Austin Finan, Juul’s senior director of communications, said in a prepared statement that the company has halted television, print and digital product advertising and put an end to the sale of most flavored vaping products.
“We will continue to reset the vapor category in the U.S. and seek to earn the trust of society by working cooperatively with attorneys general, regulators, public health officials and other stakeholders to combat underage use and transition adult smokers from combustible cigarettes,” he said in the statement.
The Centers for Disease Control and Prevention released data in 2018 showing Colorado high schoolers vape, or use e-cigarette products, at twice the national average. State health surveys also found that only 50 percent of teens consider vaping risky.
A 2108 survey by the anti-drug non-profit Rise Above Colorado found that youth in Colorado are confused about vaping products and whether they contain nicotine. Of those youth surveyed who vape, 78 percent reported the vapes they use don’t contain nicotine, when virtually all vaping devices sold in convenience stores contain nicotine, usually at high doses, according to the survey.
Youth who vape or smoke tobacco also are 10 times more likely to misuse prescription drugs, that survey further found.
“This is a scary phenomenon,” Weiser said. “And we’ve seen this before. We saw the Joe Camel marketing to kids by Big Tobacco and how that made cigarettes normal.”

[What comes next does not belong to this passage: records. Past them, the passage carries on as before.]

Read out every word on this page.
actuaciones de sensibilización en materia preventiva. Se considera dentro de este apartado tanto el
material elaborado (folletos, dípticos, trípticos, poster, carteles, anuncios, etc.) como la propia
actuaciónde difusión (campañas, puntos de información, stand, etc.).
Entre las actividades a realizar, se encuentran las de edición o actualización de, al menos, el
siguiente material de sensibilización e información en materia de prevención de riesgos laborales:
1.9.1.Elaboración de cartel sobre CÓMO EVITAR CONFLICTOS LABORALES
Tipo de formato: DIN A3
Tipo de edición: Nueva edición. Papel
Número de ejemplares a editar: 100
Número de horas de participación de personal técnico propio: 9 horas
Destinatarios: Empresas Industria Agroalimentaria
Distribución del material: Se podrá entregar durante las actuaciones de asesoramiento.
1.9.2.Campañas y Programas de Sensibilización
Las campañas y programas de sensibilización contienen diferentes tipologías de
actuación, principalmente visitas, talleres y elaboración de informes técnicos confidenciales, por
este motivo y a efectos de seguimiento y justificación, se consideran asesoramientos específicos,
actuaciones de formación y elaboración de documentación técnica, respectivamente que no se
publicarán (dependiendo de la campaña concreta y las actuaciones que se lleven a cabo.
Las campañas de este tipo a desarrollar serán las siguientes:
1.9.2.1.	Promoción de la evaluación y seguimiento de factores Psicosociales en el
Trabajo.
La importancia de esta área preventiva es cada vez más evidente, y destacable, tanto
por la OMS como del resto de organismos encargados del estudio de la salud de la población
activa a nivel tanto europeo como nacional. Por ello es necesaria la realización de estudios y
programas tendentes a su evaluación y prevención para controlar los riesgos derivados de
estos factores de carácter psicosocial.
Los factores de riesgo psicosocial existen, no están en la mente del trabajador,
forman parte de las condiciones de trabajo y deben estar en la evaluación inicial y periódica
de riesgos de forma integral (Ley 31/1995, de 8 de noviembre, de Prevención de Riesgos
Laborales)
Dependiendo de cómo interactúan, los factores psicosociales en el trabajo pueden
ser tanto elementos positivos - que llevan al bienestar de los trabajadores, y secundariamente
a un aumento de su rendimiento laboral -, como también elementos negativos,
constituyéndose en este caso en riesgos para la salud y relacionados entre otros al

The lawsuit filed by California against Juul claims the company engaged in a “systematic” and “wildly successful” campaign to get teenagers to use its vaping products.
California’s complaint claims that Juul used exotic flavors, such as mango and brulee, to entice youth to vape. The company used young models playfully posing with the company’s vaping products.
Juul also marketed its vaping products heavily on Facebook and other social media favored by teens and in magazines popular with teens. The company did not age-restrict its website or its social media accounts, the lawsuit claims, and it sent marketing and advertising emails to individuals that failed its website age verification.
Weiser was one of 27 attorneys general to sign a letter sent to the federal Food and Drug Administration in February seeking to have the agency place new limits on flavored cartridge-style vaping products with menthol flavors. The letter points out that flavor was left untouched by new federal regulations announced in January.
The letter said the FDA left a loophole by not extending the new restrictions to menthol flavors. The attorneys general who signed the letter predict vaping manufacturers now will market menthol as a replacement for mint flavors, which fall under the new regulations.
“The FDA’s determination that menthol flavoring may contribute to adult smoking cessation appears to be based on public comments from industry participants with an ongoing interest in the sale of flavored e-cigarette products rather than research or its own pre-market review,” states the letter from the attorneys general.